Preheat the oven to 400°F (204°C). Spray a 12-cup metal muffin pan with nonstick spray or lightly butter each cup.
In a large bowl, combine the cooked, warmed rice and shredded cheese. Mix until well combined .
Portion the mixture into the muffin cups, filling each about ¾ full. Use your hands or the back of a spoon to press down gently and form a small well in the center to create cups.
Bake the cups for 15–18 minutes, or until the edges are golden and the centers are set. Let them sit for 2–3 minutes in the pan, then gently remove them to cool.
While the rice cups bake, pat the salmon cubes dry. Coat them with the seasoning mixture (paprika, onion powder, garlic powder, salt, and black pepper).

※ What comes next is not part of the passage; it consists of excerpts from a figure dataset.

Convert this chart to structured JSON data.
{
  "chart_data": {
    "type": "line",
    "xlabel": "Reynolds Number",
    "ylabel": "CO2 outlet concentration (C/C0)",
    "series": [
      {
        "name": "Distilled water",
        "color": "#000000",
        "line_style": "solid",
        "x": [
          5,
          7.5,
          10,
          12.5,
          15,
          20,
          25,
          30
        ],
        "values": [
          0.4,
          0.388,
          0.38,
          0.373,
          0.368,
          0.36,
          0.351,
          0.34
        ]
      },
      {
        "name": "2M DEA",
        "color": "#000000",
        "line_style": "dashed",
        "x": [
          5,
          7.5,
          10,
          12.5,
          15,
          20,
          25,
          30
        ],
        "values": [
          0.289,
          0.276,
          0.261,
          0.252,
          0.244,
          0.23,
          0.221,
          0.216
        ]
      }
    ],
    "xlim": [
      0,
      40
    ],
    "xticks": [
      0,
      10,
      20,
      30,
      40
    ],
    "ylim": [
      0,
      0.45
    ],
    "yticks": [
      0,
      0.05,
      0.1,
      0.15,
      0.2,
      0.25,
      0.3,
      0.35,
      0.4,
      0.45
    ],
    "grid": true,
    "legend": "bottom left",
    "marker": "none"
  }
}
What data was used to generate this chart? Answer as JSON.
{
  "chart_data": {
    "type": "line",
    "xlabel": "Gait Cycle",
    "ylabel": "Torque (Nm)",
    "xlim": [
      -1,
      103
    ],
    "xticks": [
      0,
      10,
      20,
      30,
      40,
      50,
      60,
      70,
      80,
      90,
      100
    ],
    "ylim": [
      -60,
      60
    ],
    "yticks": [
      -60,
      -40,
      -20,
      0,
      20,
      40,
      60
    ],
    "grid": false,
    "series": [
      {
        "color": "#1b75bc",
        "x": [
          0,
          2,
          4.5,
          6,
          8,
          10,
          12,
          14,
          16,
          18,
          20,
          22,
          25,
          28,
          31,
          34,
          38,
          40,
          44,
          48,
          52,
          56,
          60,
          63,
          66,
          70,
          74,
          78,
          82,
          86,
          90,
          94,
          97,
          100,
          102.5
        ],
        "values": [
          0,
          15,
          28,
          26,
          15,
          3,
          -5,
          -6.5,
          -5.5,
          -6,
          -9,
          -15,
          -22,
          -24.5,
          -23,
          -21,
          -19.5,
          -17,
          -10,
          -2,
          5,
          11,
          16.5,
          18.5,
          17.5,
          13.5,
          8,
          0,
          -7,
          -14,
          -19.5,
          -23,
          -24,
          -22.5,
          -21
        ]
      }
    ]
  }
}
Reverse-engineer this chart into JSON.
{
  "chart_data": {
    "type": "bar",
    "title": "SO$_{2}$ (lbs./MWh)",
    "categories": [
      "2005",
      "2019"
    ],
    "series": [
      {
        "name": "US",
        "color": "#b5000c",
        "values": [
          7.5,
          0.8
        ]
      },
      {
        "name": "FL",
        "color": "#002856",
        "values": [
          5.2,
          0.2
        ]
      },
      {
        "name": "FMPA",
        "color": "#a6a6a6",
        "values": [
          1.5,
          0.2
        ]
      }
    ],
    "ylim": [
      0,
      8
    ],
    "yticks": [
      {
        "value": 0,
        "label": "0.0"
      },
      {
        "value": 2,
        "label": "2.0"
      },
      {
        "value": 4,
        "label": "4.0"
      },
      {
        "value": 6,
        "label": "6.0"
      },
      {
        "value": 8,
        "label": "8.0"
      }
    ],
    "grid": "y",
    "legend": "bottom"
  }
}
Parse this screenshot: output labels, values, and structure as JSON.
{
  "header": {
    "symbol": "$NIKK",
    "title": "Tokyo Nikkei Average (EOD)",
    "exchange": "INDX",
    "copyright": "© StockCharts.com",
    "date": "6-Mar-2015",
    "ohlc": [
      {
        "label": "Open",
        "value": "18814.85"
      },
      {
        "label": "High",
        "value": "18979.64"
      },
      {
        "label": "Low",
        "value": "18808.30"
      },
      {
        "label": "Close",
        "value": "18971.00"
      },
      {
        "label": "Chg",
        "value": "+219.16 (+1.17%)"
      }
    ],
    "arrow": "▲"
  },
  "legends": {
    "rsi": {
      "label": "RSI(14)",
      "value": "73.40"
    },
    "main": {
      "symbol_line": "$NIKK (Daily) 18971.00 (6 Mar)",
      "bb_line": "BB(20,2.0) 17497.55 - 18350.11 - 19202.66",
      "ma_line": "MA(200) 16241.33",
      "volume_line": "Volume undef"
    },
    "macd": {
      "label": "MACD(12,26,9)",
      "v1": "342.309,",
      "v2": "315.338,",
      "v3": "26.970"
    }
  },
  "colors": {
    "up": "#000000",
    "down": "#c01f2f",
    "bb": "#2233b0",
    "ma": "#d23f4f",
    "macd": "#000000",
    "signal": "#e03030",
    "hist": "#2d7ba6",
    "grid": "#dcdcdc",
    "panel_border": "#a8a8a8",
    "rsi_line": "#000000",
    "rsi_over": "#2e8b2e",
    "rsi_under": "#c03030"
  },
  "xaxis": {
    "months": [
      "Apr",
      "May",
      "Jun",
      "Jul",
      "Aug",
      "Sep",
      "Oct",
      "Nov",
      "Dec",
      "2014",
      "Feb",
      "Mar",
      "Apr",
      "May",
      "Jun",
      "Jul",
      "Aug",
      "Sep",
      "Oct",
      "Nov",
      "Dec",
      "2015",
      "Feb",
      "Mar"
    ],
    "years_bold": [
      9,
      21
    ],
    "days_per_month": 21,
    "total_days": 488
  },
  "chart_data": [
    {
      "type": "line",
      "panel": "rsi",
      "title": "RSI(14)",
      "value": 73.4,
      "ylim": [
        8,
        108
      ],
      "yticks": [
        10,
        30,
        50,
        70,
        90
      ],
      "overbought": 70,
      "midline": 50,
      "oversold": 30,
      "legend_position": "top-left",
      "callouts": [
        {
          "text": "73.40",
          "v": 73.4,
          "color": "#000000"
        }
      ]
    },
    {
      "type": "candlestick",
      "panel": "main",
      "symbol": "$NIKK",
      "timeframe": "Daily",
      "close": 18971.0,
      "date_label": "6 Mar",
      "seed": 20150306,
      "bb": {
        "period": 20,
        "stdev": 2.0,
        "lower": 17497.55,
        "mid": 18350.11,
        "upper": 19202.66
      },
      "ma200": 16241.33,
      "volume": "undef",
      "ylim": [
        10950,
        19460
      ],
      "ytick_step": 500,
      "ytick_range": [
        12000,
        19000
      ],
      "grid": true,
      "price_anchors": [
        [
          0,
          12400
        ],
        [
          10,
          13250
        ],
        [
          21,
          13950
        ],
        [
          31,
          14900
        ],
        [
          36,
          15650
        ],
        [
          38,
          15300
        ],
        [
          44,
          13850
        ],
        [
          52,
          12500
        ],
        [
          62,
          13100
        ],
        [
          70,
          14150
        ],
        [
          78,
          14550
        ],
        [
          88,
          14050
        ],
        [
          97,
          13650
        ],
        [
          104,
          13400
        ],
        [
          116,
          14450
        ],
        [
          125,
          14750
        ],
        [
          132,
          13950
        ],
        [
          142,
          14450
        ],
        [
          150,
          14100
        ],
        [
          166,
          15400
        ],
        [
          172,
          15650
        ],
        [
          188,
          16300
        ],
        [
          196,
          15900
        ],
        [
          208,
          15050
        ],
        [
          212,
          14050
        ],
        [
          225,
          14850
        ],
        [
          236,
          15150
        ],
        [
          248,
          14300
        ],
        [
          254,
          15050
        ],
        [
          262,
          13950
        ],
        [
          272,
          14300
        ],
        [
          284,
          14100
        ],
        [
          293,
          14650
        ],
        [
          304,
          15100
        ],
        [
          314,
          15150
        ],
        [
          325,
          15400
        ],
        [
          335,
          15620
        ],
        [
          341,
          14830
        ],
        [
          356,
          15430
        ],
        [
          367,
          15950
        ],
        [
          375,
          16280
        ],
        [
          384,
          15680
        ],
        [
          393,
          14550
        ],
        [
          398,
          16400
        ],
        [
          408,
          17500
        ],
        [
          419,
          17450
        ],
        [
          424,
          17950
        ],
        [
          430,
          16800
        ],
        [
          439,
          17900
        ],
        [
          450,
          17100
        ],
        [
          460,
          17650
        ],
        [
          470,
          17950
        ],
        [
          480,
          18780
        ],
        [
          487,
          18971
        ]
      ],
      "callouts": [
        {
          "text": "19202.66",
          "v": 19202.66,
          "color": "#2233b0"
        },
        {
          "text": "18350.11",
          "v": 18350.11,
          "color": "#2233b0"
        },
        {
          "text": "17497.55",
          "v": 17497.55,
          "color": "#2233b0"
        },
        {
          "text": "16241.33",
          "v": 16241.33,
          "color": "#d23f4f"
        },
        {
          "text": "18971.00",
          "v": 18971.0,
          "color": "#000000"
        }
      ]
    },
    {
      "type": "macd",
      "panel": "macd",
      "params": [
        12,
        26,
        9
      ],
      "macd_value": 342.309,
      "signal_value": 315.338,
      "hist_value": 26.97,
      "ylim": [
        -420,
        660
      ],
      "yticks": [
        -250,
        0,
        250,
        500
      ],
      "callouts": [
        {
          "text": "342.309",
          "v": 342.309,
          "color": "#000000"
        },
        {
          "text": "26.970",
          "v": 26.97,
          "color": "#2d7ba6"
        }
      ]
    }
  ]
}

Place the seasoned salmon cubes in the air fryer in a single layer. Air fry for 8–10 minutes, or until cooked through and slightly crispy. (If you prefer to bake, place the bites on a parchment-lined baking sheet and bake at 425°F (220°C) for 10–12 minutes.)
In a small saucepan over low-medium heat, melt the butter. Once melted, add the honey and whisk until smooth and slightly thickened. Turn off the heat and add the cooked salmon cubes to the sauce, tossing to coat evenly.
Top each cheesy rice cup with 3–4 salmon cubes and drizzle the honey butter sauce on top. Add optional toppings like avocado slices or sesame seeds, if desired.